Key Takeaways:
- QCraft's urban NOA ran live on Qualcomm's SA8650P in production vehicles
- The company targets global mass production of the system by 2026
- QPilot has shipped on nearly 30 models with 3.5 billion driven kilometers
Key Takeaways:

QCraft's urban NOA, running on Qualcomm's SA8650P, handled unprotected left turns and tunnel exits in live traffic — a milestone toward 2026 global deployment.
Qualcomm's Snapdragon Ride SA8650P powered live urban autonomous driving demonstrations in Wuxi, China, as partner QCraft targets global mass production of its Navigate-on-Autopilot solution by year-end 2026.
"QCraft's development on the Snapdragon Ride platform has entered the fast lane toward mass production," Dr. Dong Li, chief technology officer at QCraft, said during a keynote at Qualcomm's Automotive Technology and Cooperation Summit on June 5.
The SA8650P-equipped vehicles navigated unprotected left turns, mixed pedestrian-vehicle traffic, tunnels and congested road transitions with smooth, human-like control. QCraft completed development and on-road validation on both the SA8650P and higher-end SA8775P platforms in under a year since forming its strategic partnership with Qualcomm in September 2025. A higher-compute solution based on Qualcomm's QAM8797P platform is now in joint development.

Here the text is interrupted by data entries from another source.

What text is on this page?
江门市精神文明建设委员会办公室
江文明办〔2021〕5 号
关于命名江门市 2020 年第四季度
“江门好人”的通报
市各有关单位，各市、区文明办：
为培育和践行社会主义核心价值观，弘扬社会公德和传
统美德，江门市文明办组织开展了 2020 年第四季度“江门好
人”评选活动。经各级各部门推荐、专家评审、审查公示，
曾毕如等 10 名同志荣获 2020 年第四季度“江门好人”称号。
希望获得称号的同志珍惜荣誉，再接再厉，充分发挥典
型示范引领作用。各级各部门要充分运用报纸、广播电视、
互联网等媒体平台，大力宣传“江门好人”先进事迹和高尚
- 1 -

The demonstration positions Qualcomm's Snapdragon Ride family — spanning the SA8650P, SA8775P and QAM8797P — as a credible challenger to Nvidia's Drive Thor and Mobileye's EyeQ platforms in the fast-growing ADAS and autonomous driving SoC market, projected to exceed $30 billion by 2030.
Mass production at scale
QCraft's QPilot assisted-driving solution has shipped on nearly 30 production models, with more than 50 additional models expected in 2026. Across its fleet, the system has logged more than 3.5 billion user-driven kilometers and over 100 million parking-assist uses. The company estimates the technology helps users avoid more than 146,000 potential accidents each year.
The system maintains an automatic emergency braking false-trigger rate of less than once per 500,000 kilometers — a critical reliability metric for automakers evaluating ADAS suppliers. By comparison, industry AEB false-trigger benchmarks from third-party tests typically range from one per 50,000 to one per 200,000 kilometers, according to published data from the Insurance Institute for Highway Safety.

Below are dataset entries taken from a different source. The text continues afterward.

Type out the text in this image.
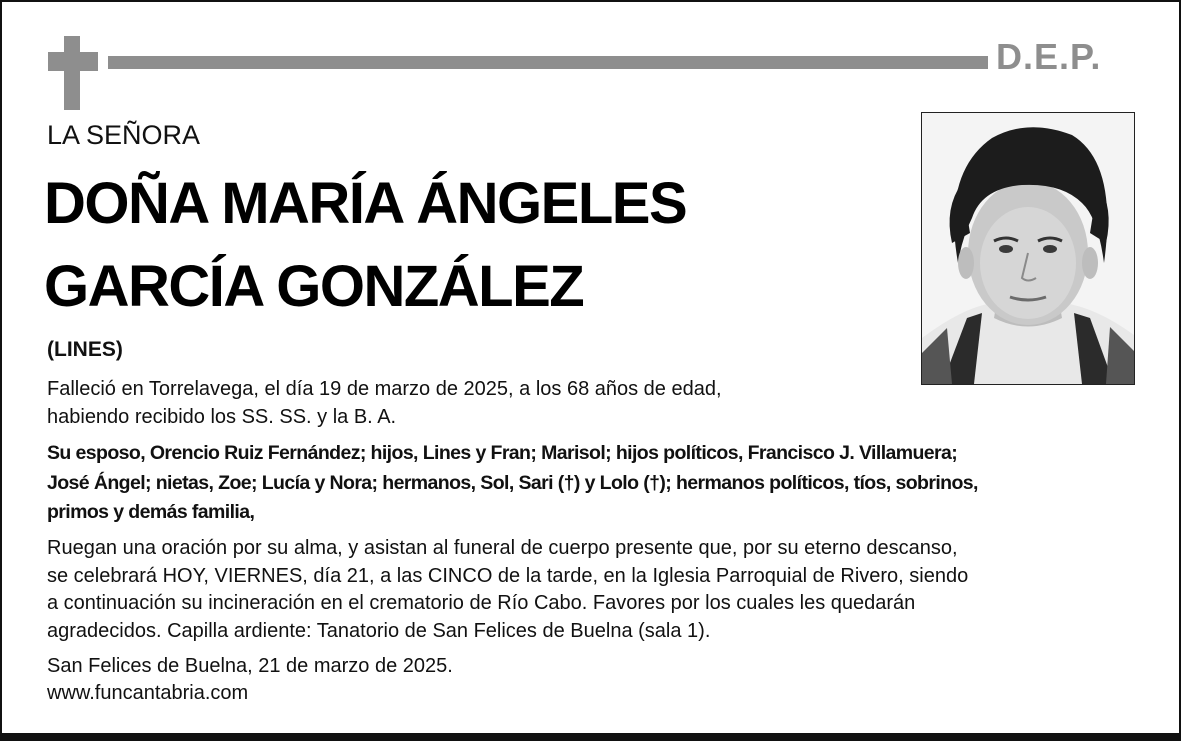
D.E.P.
LA SEÑORA
DOÑA MARÍA ÁNGELES
GARCÍA GONZÁLEZ
(LINES)
Falleció en Torrelavega, el día 19 de marzo de 2025, a los 68 años de edad,
habiendo recibido los SS. SS. y la B. A.
Su esposo, Orencio Ruiz Fernández; hijos, Lines y Fran; Marisol; hijos políticos, Francisco J. Villamuera;
José Ángel; nietas, Zoe; Lucía y Nora; hermanos, Sol, Sari (†) y Lolo (†); hermanos políticos, tíos, sobrinos,
primos y demás familia,
Ruegan una oración por su alma, y asistan al funeral de cuerpo presente que, por su eterno descanso,
se celebrará HOY, VIERNES, día 21, a las CINCO de la tarde, en la Iglesia Parroquial de Rivero, siendo
a continuación su incineración en el crematorio de Río Cabo. Favores por los cuales les quedarán
agradecidos. Capilla ardiente: Tanatorio de San Felices de Buelna (sala 1).
San Felices de Buelna, 21 de marzo de 2025.
www.funcantabria.com
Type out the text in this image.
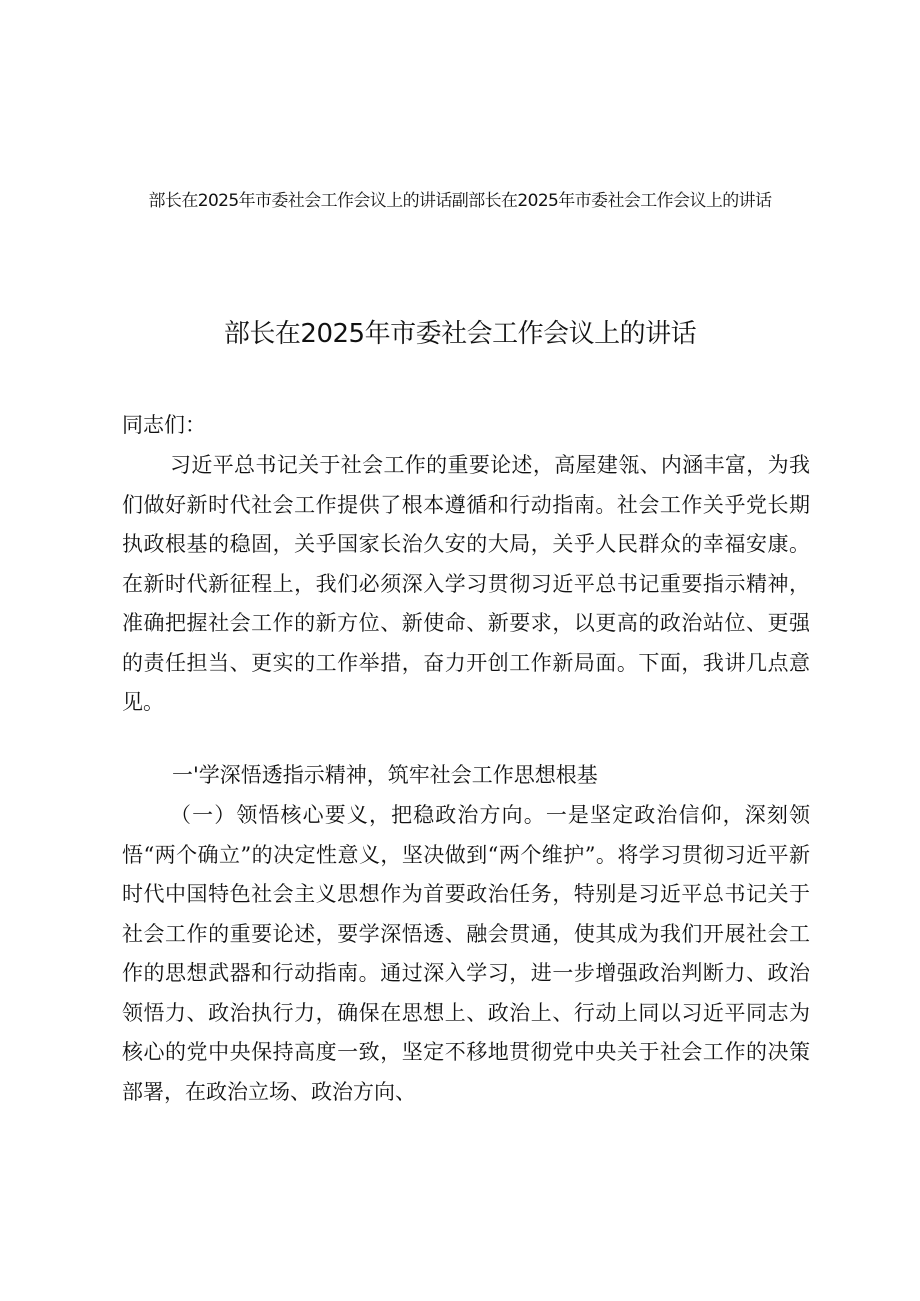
部长在2025年市委社会工作会议上的讲话副部长在2025年市委社会工作会议上的讲话
部长在2025年市委社会工作会议上的讲话
同志们：

习近平总书记关于社会工作的重要论述，高屋建瓴、内涵丰富，为我们做好新时代社会工作提供了根本遵循和行动指南。社会工作关乎党长期执政根基的稳固，关乎国家长治久安的大局，关乎人民群众的幸福安康。在新时代新征程上，我们必须深入学习贯彻习近平总书记重要指示精神，准确把握社会工作的新方位、新使命、新要求，以更高的政治站位、更强的责任担当、更实的工作举措，奋力开创工作新局面。下面，我讲几点意见。

一'学深悟透指示精神，筑牢社会工作思想根基

（一）领悟核心要义，把稳政治方向。一是坚定政治信仰，深刻领悟“两个确立”的决定性意义，坚决做到“两个维护”。将学习贯彻习近平新时代中国特色社会主义思想作为首要政治任务，特别是习近平总书记关于社会工作的重要论述，要学深悟透、融会贯通，使其成为我们开展社会工作的思想武器和行动指南。通过深入学习，进一步增强政治判断力、政治领悟力、政治执行力，确保在思想上、政治上、行动上同以习近平同志为核心的党中央保持高度一致，坚定不移地贯彻党中央关于社会工作的决策部署，在政治立场、政治方向、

World models and reinforcement learning
In his keynote, Dr. Li described the industry as reaching an inflection point toward general-purpose physical AI, with world models and reinforcement learning as the essential bridge. QCraft's cloud-based world model generates controllable, physics-aligned video for training, while a zero-shot engine uses natural language to synthesize long-tail and adverse-weather scenarios on command. The system runs low-cost closed-loop simulation for continuous reinforcement learning, allowing the AI to develop what Li called "defensive driving instincts."

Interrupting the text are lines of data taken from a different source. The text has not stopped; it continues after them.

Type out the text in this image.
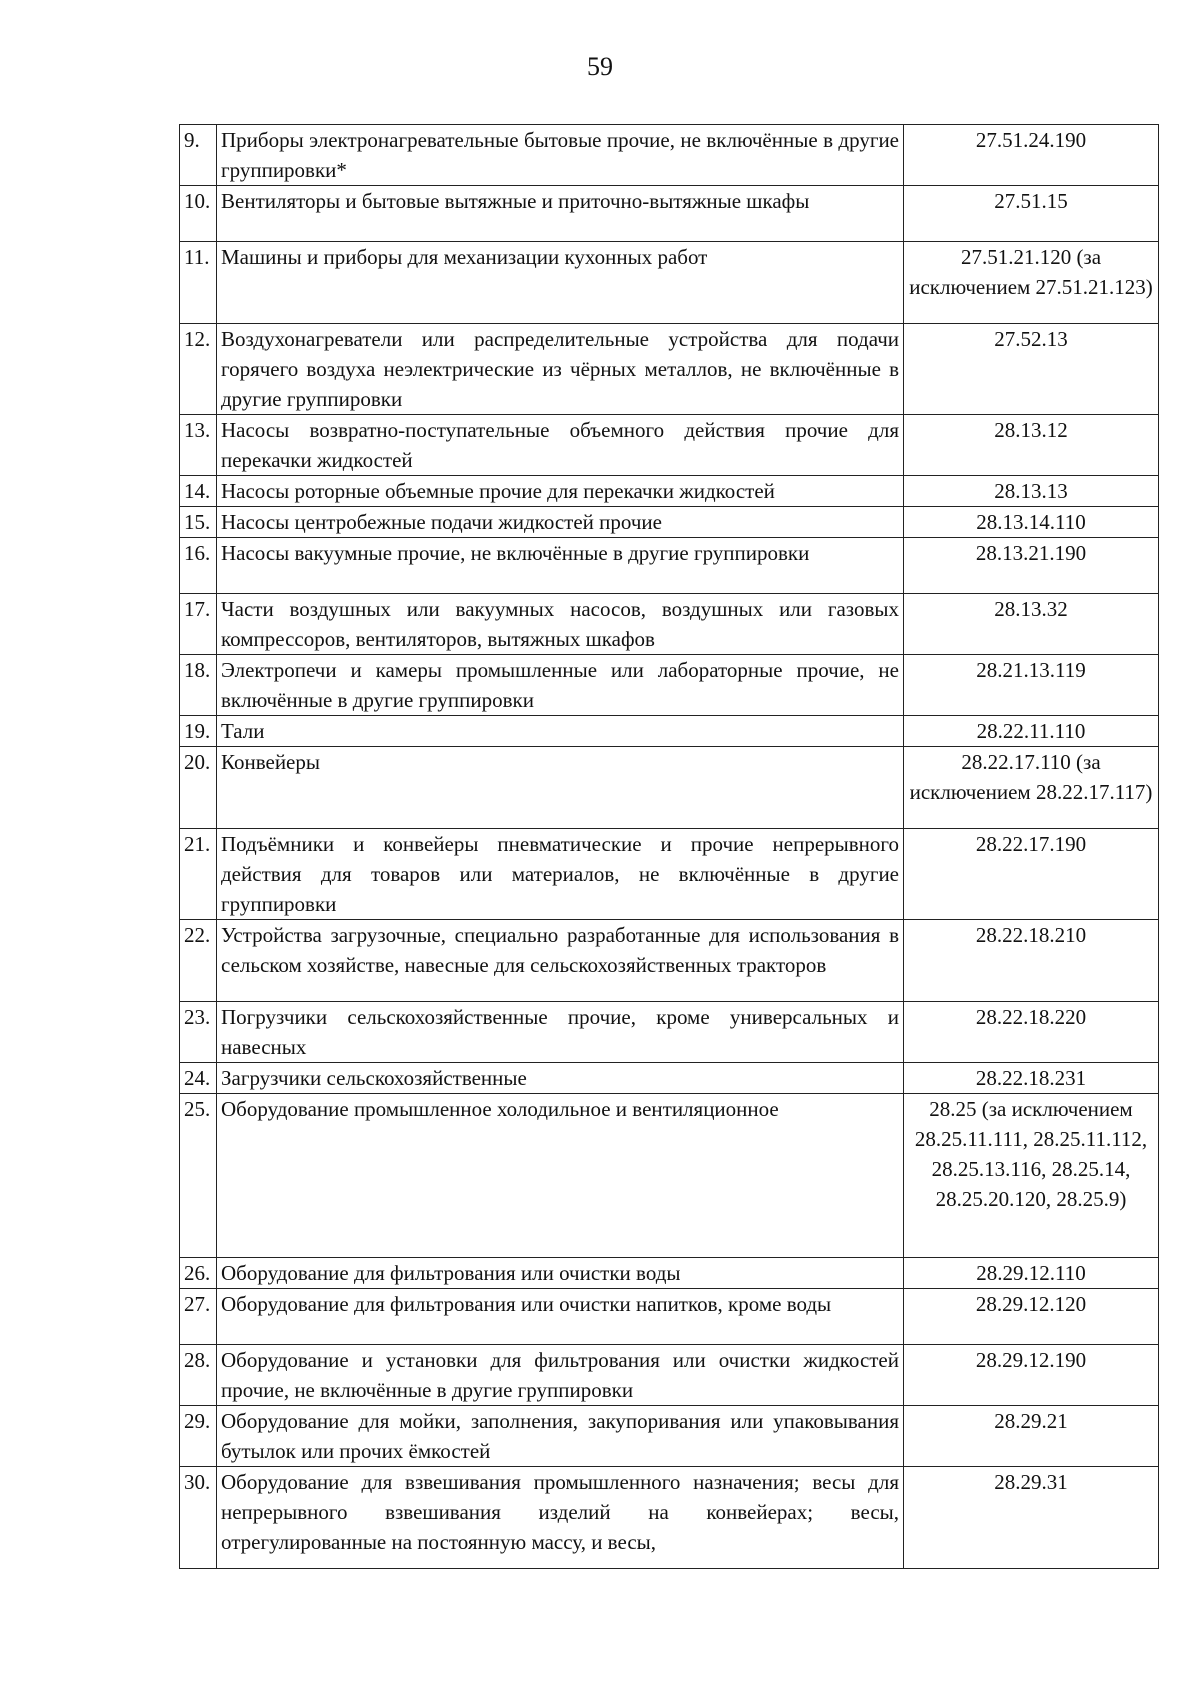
59
9.	Приборы электронагревательные бытовые прочие, не включённые в другие группировки*	27.51.24.190
10.	Вентиляторы и бытовые вытяжные и приточно-вытяжные шкафы	27.51.15
11.	Машины и приборы для механизации кухонных работ	27.51.21.120 (за исключением 27.51.21.123)
12.	Воздухонагреватели или распределительные устройства для подачи горячего воздуха неэлектрические из чёрных металлов, не включённые в другие группировки	27.52.13
13.	Насосы возвратно-поступательные объемного действия прочие для перекачки жидкостей	28.13.12
14.	Насосы роторные объемные прочие для перекачки жидкостей	28.13.13
15.	Насосы центробежные подачи жидкостей прочие	28.13.14.110
16.	Насосы вакуумные прочие, не включённые в другие группировки	28.13.21.190
17.	Части воздушных или вакуумных насосов, воздушных или газовых компрессоров, вентиляторов, вытяжных шкафов	28.13.32
18.	Электропечи и камеры промышленные или лабораторные прочие, не включённые в другие группировки	28.21.13.119
19.	Тали	28.22.11.110
20.	Конвейеры	28.22.17.110 (за исключением 28.22.17.117)
21.	Подъёмники и конвейеры пневматические и прочие непрерывного действия для товаров или материалов, не включённые в другие группировки	28.22.17.190
22.	Устройства загрузочные, специально разработанные для использования в сельском хозяйстве, навесные для сельскохозяйственных тракторов	28.22.18.210
23.	Погрузчики сельскохозяйственные прочие, кроме универсальных и навесных	28.22.18.220
24.	Загрузчики сельскохозяйственные	28.22.18.231
25.	Оборудование промышленное холодильное и вентиляционное	28.25 (за исключением 28.25.11.111, 28.25.11.112, 28.25.13.116, 28.25.14, 28.25.20.120, 28.25.9)
26.	Оборудование для фильтрования или очистки воды	28.29.12.110
27.	Оборудование для фильтрования или очистки напитков, кроме воды	28.29.12.120
28.	Оборудование и установки для фильтрования или очистки жидкостей прочие, не включённые в другие группировки	28.29.12.190
29.	Оборудование для мойки, заполнения, закупоривания или упаковывания бутылок или прочих ёмкостей	28.29.21
30.	Оборудование для взвешивания промышленного назначения; весы для непрерывного взвешивания изделий на конвейерах; весы, отрегулированные на постоянную массу, и весы,	28.29.31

The approach addresses a core challenge in autonomous driving: collecting enough edge-case data — a pedestrian in heavy fog, a construction zone at night — to train safe behavior. QCraft's synthetic data pipeline aims to reduce reliance on expensive real-world fleet testing.
Investor implications
For Qualcomm, the QCraft partnership provides a production-ready ADAS reference design that could accelerate Snapdragon Ride adoption among Chinese automakers, the world's largest EV market. Nvidia's Drive platform currently commands the highest-profile design wins in China, including Nio, Xpeng and Li Auto, while Mobileye supplies Volkswagen and Geely. Qualcomm's SA8650P, built on a 5nm-class process node (comparable to TSMC's N5), offers a mid-range compute option that could appeal to automakers seeking to balance performance and cost.
QCraft did not disclose pricing for its QPilot system or the per-chip cost of the SA8650P solution. The company's ability to scale from 30 production models to an expected 80-plus by end of 2026 will determine whether Qualcomm's Snapdragon Ride can capture meaningful share in a market where Nvidia's Drive Thor — sampling now with 2,000 teraflops of compute — targets 2025 production vehicles.
This article is for informational purposes only and does not constitute investment advice.